Around 640 persons tested positive for novel coronavirus in Jammu and Kashmir in the last four days. As per the latest official data, out of the total cases, 1415 are ‘active positive’, 908 have recovered and 28 have died.
Officially, 1835 tests per million population, the highest in the country, are being done. The doubling rate of 17.2 days and recovery rate of around 44% in the J&K are also more than the national average.
However, the J&K now is among 13 states or UTs with the highest number of cases in the country. It has more cases than neighboring Punjab, Himachal Pradesh and Haryana.
There are some issues. The first is the increase in cases. This is not a reason to get alarmed. It, in fact, reflects the fact that Jammu and Kashmir is testing more people. Also it has the best testing rate among the states or UTs.

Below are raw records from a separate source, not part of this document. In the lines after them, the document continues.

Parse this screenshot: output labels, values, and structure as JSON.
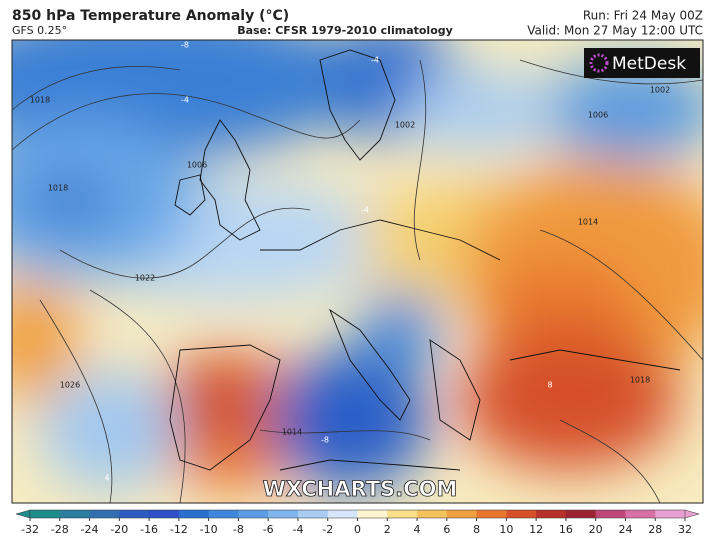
{
  "header": {
    "title": "850 hPa Temperature Anomaly (°C)",
    "model": "GFS 0.25°",
    "base": "Base: CFSR 1979-2010 climatology",
    "run": "Run: Fri 24 May 00Z",
    "valid": "Valid: Mon 27 May 12:00 UTC"
  },
  "logo": "MetDesk",
  "watermark": "WXCHARTS.COM",
  "map": {
    "labels": [
      "1018",
      "1018",
      "1006",
      "1022",
      "1026",
      "1014",
      "1002",
      "1006",
      "1014",
      "1018",
      "1002",
      "-8",
      "-4",
      "-4",
      "-4",
      "-8",
      "8",
      "4"
    ]
  },
  "colorbar": {
    "ticks": [
      -32,
      -28,
      -24,
      -20,
      -16,
      -12,
      -10,
      -8,
      -6,
      -4,
      -2,
      0,
      2,
      4,
      6,
      8,
      10,
      12,
      16,
      20,
      24,
      28,
      32
    ],
    "colors": [
      "#1f8c8c",
      "#2a7f9e",
      "#3070b0",
      "#2c5cc0",
      "#2f50c8",
      "#2b6fd0",
      "#3f86dc",
      "#5c9ce4",
      "#80b4ec",
      "#a8ccf2",
      "#d6e6f8",
      "#fff6d0",
      "#f8e08a",
      "#f4c25c",
      "#f0a040",
      "#e8762e",
      "#d8502a",
      "#b8302a",
      "#9c2430",
      "#c04878",
      "#d870a8",
      "#e8a0d0"
    ]
  }
}
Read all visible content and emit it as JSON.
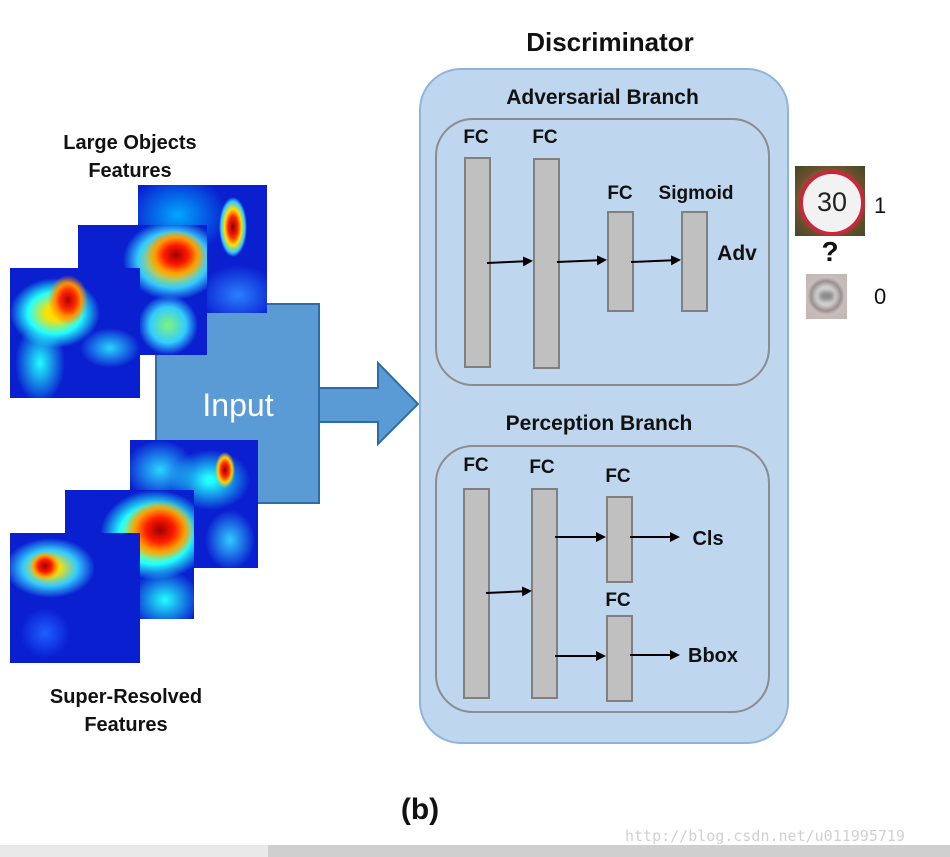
{
  "title": "Discriminator",
  "subfigure_label": "(b)",
  "large_features_label": [
    "Large Objects",
    "Features"
  ],
  "sr_features_label": [
    "Super-Resolved",
    "Features"
  ],
  "input_label": "Input",
  "adversarial_branch": {
    "title": "Adversarial Branch",
    "layers": [
      "FC",
      "FC",
      "FC",
      "Sigmoid"
    ],
    "output": "Adv"
  },
  "perception_branch": {
    "title": "Perception Branch",
    "layers": [
      "FC",
      "FC",
      "FC",
      "FC"
    ],
    "outputs": [
      "Cls",
      "Bbox"
    ]
  },
  "real_sign": {
    "text": "30",
    "score": "1"
  },
  "fake_sign": {
    "score": "0"
  },
  "question_mark": "?",
  "watermark": "http://blog.csdn.net/u011995719",
  "colors": {
    "discriminator_fill": "#bfd7ee",
    "discriminator_border": "#8fb4dc",
    "branch_border": "#8c8c8c",
    "layer_fill": "#c0c0c0",
    "input_fill": "#5b9bd5",
    "input_border": "#2e6da4"
  }
}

On Friday, J&K’s Chief Secretary, recognizing globally accepted way to track the infected, directed the Divisional and Deputy Commissioners to judiciously utilize the enhanced testing capacity through a rationale allocation among the districts.
Testing not only helps isolate infected people but it also helps the earlier treatment of those who are severely affected and ensure that they don’t transmit the infection to others and expose vulnerable to peril.
With MHA coming up with new guidelines, opening up many areas with more relaxations in both mobility and economic activity, there is a likelihood that cases may increase more. The concerned official machinery needs, as has been rightly recognized by the Chief Secretary, ensure a very stringent movement policy to restrict any kind of movement that may give rise to increase in infections. Areas need to be identified especially as the surge in cases in attributed to the arrival of travels. The recent episode in which six persons were allowed to go home in Tral without waiting for the test reports, which returned positive later, cannot be allowed even as an odd exception. It simply means inviting disaster.
Another issue is deaths. So far the confirmed toll is 28—25 in Kashmir and 3 in Jammu. It remains very far below the national fatality rate. Experts say that this, in turn, means that most patients have symptoms which dissipate with care and treatment.
The government has focused, rightly so, on home isolation. For a majority of patients, this is the best way out. However, there is a need to be cautious. Those under home quarantine must remain careful and mindful that returning home does not certify them being infection-free, at least for the stipulated time frame based on scientific analysis.